Preußische Allgemeine Zeitung Zeitung für Deutschland · Das Ostpreußenblatt · Pommersche Zeitung
Vor 100 Jahren fusionierten der Deutsche Aero Lloyd und die Junkers Luftverkehr AG
So wie die heutige Deutsche Lufthansa Aktiengesellschaft mit Sitz in Köln der Flag-Carrier der Bundesrepublik Deutschland ist, war die Deutsche Luft Hansa Aktiengesellschaft mit Sitz in der Reichshauptstadt Berlin die nationale Fluggesellschaft des Deutschen Reiches.

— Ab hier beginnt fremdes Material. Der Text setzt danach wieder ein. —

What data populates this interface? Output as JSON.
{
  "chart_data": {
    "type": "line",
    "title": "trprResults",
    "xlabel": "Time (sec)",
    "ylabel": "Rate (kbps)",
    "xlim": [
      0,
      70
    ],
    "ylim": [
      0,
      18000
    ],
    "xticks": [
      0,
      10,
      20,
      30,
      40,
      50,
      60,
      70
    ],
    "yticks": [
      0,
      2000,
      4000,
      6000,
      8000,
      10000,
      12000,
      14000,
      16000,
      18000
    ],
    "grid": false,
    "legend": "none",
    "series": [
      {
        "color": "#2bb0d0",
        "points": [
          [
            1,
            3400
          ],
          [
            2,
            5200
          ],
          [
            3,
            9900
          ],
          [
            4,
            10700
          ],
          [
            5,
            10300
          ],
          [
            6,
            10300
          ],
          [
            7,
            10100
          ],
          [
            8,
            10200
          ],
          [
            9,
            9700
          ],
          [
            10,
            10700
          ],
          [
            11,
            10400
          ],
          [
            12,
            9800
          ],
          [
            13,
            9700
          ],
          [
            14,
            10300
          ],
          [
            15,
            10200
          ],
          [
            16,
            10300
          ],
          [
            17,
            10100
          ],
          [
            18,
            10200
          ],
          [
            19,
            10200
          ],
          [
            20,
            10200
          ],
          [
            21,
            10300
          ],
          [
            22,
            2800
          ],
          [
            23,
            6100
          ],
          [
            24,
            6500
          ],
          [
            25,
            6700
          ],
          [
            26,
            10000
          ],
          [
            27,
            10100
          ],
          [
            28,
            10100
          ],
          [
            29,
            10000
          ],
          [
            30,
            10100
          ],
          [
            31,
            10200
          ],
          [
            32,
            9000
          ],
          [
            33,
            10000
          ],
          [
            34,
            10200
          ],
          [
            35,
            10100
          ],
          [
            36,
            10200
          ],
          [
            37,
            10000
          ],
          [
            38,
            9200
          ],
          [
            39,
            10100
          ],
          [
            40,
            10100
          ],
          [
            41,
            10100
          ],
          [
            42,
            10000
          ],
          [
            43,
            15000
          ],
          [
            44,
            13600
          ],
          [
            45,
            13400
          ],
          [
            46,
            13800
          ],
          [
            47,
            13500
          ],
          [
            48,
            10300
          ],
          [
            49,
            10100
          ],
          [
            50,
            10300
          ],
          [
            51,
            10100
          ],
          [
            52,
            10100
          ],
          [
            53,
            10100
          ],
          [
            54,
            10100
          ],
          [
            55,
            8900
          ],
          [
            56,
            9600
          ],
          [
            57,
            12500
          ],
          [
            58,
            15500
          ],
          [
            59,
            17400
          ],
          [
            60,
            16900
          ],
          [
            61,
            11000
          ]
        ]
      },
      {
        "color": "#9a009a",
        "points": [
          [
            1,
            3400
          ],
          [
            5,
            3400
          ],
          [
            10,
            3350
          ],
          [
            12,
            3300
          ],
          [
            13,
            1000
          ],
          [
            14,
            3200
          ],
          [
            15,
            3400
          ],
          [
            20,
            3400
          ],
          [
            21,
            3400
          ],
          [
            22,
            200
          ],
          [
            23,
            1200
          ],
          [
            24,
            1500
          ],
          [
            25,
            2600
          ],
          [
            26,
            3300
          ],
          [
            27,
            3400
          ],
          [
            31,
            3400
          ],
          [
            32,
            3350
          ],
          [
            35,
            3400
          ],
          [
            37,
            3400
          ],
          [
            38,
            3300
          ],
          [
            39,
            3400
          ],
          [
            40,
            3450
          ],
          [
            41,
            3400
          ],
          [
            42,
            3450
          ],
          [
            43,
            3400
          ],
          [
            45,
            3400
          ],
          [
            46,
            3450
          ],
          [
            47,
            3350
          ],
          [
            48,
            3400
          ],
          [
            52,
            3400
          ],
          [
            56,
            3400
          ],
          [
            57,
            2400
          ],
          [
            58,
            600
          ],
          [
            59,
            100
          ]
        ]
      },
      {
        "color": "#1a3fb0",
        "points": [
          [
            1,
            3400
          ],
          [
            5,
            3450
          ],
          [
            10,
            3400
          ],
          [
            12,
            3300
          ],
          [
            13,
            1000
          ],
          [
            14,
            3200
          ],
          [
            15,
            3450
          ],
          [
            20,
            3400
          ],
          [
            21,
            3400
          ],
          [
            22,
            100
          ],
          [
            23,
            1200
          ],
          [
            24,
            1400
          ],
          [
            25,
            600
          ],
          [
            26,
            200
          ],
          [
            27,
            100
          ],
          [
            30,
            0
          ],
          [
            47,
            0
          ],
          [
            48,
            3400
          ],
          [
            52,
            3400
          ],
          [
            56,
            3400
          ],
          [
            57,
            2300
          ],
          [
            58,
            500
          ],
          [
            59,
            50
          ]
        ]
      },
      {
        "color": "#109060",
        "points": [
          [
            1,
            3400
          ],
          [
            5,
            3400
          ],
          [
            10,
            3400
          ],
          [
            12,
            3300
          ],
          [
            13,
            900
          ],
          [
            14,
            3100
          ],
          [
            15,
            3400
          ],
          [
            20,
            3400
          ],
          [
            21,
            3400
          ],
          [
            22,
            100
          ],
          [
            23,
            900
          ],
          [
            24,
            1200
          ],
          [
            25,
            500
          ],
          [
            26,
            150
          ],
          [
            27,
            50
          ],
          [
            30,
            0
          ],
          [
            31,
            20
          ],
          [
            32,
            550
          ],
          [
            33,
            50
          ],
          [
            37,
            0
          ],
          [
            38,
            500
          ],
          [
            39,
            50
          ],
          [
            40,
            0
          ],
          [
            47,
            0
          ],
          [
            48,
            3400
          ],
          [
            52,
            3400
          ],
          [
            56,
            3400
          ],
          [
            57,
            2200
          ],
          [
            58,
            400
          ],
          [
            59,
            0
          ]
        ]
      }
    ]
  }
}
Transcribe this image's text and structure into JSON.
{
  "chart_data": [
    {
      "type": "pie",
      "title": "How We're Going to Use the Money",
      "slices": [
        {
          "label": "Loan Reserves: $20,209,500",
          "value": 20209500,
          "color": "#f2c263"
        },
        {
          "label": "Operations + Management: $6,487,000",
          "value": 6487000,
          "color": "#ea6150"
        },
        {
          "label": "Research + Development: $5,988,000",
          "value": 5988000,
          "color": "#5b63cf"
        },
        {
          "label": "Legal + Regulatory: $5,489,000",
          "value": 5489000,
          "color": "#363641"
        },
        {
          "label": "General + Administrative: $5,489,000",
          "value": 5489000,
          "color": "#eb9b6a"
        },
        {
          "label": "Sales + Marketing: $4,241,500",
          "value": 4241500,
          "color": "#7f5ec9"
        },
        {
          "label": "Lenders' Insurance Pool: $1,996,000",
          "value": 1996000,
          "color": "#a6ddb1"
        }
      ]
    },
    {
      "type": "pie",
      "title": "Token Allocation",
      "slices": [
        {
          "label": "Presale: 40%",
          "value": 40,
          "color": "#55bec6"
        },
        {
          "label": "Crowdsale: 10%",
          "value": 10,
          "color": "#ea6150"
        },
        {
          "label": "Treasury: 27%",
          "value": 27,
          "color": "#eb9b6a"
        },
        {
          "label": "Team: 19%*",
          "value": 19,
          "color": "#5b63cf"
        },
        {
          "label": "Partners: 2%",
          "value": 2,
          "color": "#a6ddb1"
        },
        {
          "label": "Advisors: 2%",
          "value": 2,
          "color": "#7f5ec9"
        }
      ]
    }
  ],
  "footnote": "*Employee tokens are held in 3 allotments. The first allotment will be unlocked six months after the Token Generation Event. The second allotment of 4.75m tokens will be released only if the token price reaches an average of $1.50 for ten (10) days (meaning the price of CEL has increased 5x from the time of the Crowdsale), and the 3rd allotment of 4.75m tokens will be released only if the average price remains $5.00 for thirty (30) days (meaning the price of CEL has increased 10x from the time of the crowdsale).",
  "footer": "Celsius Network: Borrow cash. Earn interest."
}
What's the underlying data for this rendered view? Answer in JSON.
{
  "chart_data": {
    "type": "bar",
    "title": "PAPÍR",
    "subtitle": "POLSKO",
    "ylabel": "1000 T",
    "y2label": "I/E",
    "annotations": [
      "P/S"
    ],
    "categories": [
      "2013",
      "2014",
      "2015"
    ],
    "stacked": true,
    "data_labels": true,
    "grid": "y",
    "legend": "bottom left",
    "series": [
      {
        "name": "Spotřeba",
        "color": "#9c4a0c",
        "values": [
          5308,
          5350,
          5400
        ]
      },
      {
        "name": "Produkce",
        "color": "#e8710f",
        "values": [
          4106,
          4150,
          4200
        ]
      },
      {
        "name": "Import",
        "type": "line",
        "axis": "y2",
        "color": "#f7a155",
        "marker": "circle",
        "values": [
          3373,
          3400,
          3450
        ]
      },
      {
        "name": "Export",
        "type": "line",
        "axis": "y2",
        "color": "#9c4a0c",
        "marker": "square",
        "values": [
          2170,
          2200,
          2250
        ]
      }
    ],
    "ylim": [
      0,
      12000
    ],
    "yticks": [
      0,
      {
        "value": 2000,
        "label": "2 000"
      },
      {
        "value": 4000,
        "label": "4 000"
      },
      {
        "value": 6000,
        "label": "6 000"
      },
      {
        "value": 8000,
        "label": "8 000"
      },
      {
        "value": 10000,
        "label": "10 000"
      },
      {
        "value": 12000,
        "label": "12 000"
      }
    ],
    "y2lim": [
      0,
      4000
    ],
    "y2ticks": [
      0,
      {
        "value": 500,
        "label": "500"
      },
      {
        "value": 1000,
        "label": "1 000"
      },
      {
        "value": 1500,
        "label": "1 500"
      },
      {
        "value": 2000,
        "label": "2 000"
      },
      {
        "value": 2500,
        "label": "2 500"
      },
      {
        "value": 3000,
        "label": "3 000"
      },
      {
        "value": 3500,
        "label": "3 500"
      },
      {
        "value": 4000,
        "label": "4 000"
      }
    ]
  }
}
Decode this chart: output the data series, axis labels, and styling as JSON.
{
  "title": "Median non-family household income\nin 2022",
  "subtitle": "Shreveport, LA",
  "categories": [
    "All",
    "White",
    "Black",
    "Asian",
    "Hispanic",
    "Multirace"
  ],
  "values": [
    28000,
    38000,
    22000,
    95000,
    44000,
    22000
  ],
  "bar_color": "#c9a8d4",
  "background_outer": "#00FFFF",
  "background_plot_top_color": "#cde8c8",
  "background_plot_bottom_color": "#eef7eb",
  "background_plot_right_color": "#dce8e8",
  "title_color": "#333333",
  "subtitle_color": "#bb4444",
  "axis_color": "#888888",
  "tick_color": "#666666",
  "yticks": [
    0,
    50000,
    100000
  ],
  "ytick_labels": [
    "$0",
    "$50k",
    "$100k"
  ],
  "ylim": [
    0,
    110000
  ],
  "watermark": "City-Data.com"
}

Deren Gründung vor 100 Jahren war das Ergebnis eines vom Reich mit Subventionen geförderten Konzentrationsprozesses in der deutschen Luftfahrt.
Die Wurzeln der Deutschen Luft Hansa reichen bis in den Ersten Weltkrieg zurück. Der spätere Reichsaußenminister Walther Rathenau initiierte als Aufsichtsratsvorsitzender der AEG 1917 die Gründung einer Deutschen Luft-Reederei (DLR). Mitwirkende waren die Hamburg-Amerikanische Packetfahrt-Actien-Gesellschaft (HAPAG), die Luftschiffbau Zeppelin GmbH und die Deutsche Bank. Das ursprünglich für den militärischen Lufttransport gegründete Unternehmen wurde die erste mit Flugzeugen betriebene deutsche Luftverkehrsgesellschaft. Sie benutzte bereits das von dem deutschen Architekten, Graphiker, Graphikdesigner und Weltkriegspiloten Otto Firle entworfene Kranich-Logo, das noch heute nicht nur die Seitenleitwerke der Maschinen der „Kranich-Airline“ ziert.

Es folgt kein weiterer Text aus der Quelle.